Donc on peut, de manière très intéressante, travailler le média scolaire, donc la création d'un journal, d'une publication en ligne, d'une webradio, où l'élève va publier quelque chose, c'est un geste qu'ils connaissent bien, mais le faire avec un autre statut, très différent de leur statut privé.

Ils vont publier en étant journalistes d'un média scolaire, et ça implique beaucoup de changements.

On répond à des lois différentes, qui sont très encadrées mais qui sont aussi libératrices.

La liberté d'expression et la liberté de la presse peuvent porter l'élève aussi.

C'est aussi un cadre formel, puisque le journaliste donne de l'information, donc il va relever du fait.

On n'est pas là pour dénigrer, on ne peut pas faire du prosélytisme, donc il faut aussi se décentrer dans sa pratique.

Mais en même temps, on est aussi dans une pratique de publication.

Du coup, ils peuvent transférer aussi des compétences et apprendre de nouvelles compétences.

Une activité en classe de média, c'est quelque chose qui est très propice à faire venir la réflexion, à faire grandir l'esprit critique.

Ça peut se mener à tous les niveaux de l'école.

Chez des tout-petits, il n'y aura pas de transfert, parce qu'ils ne publient pas, normalement, sur les réseaux sociaux.

Mais dès le collège, ils ont un regard sur le réseau social...

C'est quelque chose qui est très désirable pour eux, qui n'est pas forcément une pratique mise en place.

Et en les faisant publier dans le cadre d'un média scolaire, ils vont pouvoir s'affirmer en tant qu'auteurs, se rendre compte de la responsabilité.

On peut le faire aussi sur des publications en ligne, sur du microblogging type Twitter, de la publication courte sur du réseau social.

Ça, on peut le faire même tout petit.

On a des expérimentations, on voit en classe des professeurs des écoles qui créent des comptes, soit sur un ENT qui serait mis en place par l'école, soit sur des réseaux sociaux connus, de la classe.

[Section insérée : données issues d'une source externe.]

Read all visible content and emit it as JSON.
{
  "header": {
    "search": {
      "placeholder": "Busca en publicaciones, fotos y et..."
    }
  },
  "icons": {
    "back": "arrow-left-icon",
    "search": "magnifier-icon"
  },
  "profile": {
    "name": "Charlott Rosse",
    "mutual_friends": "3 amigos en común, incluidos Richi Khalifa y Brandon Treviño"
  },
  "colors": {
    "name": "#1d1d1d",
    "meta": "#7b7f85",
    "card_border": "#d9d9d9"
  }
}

Là, ce n'est pas l'élève qui publie, c'est le groupe.

Et ça va permettre de réfléchir...

Même des grande section de maternelle.

Et donc, chaque semaine, par exemple, le groupe de la classe va choisir, ensemble, de rendre compte de ce qui s'est passé dans la classe par une phrase qui sera twittée.

On va aborder plein de choses très intéressantes par ce genre d'expérimentation : à qui on s'adresse et comment on adapte, sur ce genre de plateforme, la forme de l'écrit à notre public.

Et ça, c'est très propice à réfléchir.

Il faut que l'enseignant s'en empare, mais voilà.

Et si, par exemple, un groupe d'élèves, dans la classe, propose qu'on twitte : "Encore une fois, c'était pas bon à la cantine", on peut aborder le fait qu'on publie pour le groupe.

La responsabilité de publication, c'est le groupe.

L'enseignant, bien sûr, mais le groupe.

Est-ce que tout le monde est d'accord ?

Peut-être qu'il y en a qui ont bien aimé la cantine.

Est-ce que ça porte préjudice à quelqu'un ?

Et dans ce cas, si ça porte préjudice à la dame ou au monsieur de la cantine, qu'est-ce qu'on fait ?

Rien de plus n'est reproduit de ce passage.